When should you use a lasagna plot?+
Use a lasagna plot when comparing 10–200 time series that would overlap as line charts. It also works well when you want to reveal clusters of similar temporal patterns, and when tracking patient lab values, sensor readings, or employee metrics over time.
When should you avoid a lasagna plot?+
Avoid a lasagna plot when precise value reading matters — colour intensity is imprecise. It is also a poor fit when you have only 2–3 time series — just use line charts, or when time steps are irregular — gaps create confusing blank cells.
What data do you need to make a lasagna plot?+
A matrix with entities as rows and time steps as columns. Each cell is a numeric value. Alternatively: long-format with entity, date, and value columns.

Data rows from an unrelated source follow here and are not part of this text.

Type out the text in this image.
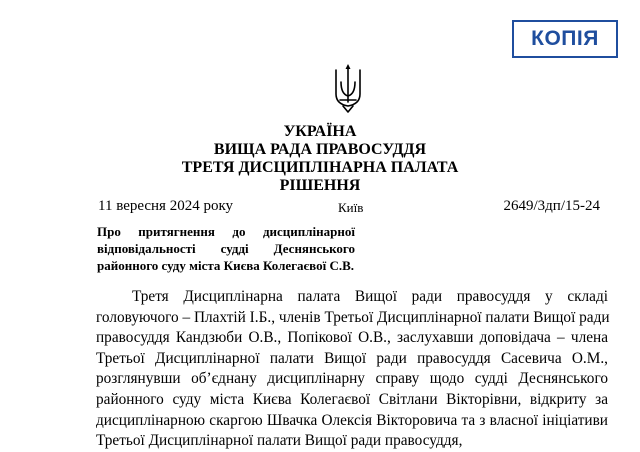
КОПІЯ
УКРАЇНА
ВИЩА РАДА ПРАВОСУДДЯ
ТРЕТЯ ДИСЦИПЛІНАРНА ПАЛАТА
РІШЕННЯ
11 вересня 2024 року	Київ	2649/3дп/15-24
Про притягнення до дисциплінарної
відповідальності судді Деснянського
районного суду міста Києва Колегаєвої С.В.
Третя Дисциплінарна палата Вищої ради правосуддя у складі
головуючого – Плахтій І.Б., членів Третьої Дисциплінарної палати Вищої ради
правосуддя Кандзюби О.В., Попікової О.В., заслухавши доповідача – члена
Третьої Дисциплінарної палати Вищої ради правосуддя Сасевича О.М.,
розглянувши об’єднану дисциплінарну справу щодо судді Деснянського
районного суду міста Києва Колегаєвої Світлани Вікторівни, відкриту за
дисциплінарною скаргою Швачка Олексія Вікторовича та з власної ініціативи
Третьої Дисциплінарної палати Вищої ради правосуддя,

How is a lasagna plot different from a heatmap?+
Both a lasagna plot and a heatmap can look similar at first glance, but they answer different questions. Reach for a lasagna plot when the comparisons and patterns it was designed to reveal match what you need to communicate, and choose a heatmap when its particular strengths better fit your data and audience.
What is another name for a lasagna plot?+
Lasagna Plot is also known as Lasagna chart, time-series heatmap. The name varies between fields, but the visualisation technique is the same.
What size of dataset works best for a lasagna plot?+
Lasagna Plot works best for 10–200 entities with regular time steps. Outside that range the chart either looks empty or becomes too cluttered to read clearly.
Are lasagna plots accessible to screen readers?+
Use a colourblind-safe sequential palette (e.g. viridis). Add tooltips showing exact values on hover. Provide a downloadable data table. Use ARIA labels to summarise overall patterns (e.g. "highest values concentrated in summer months").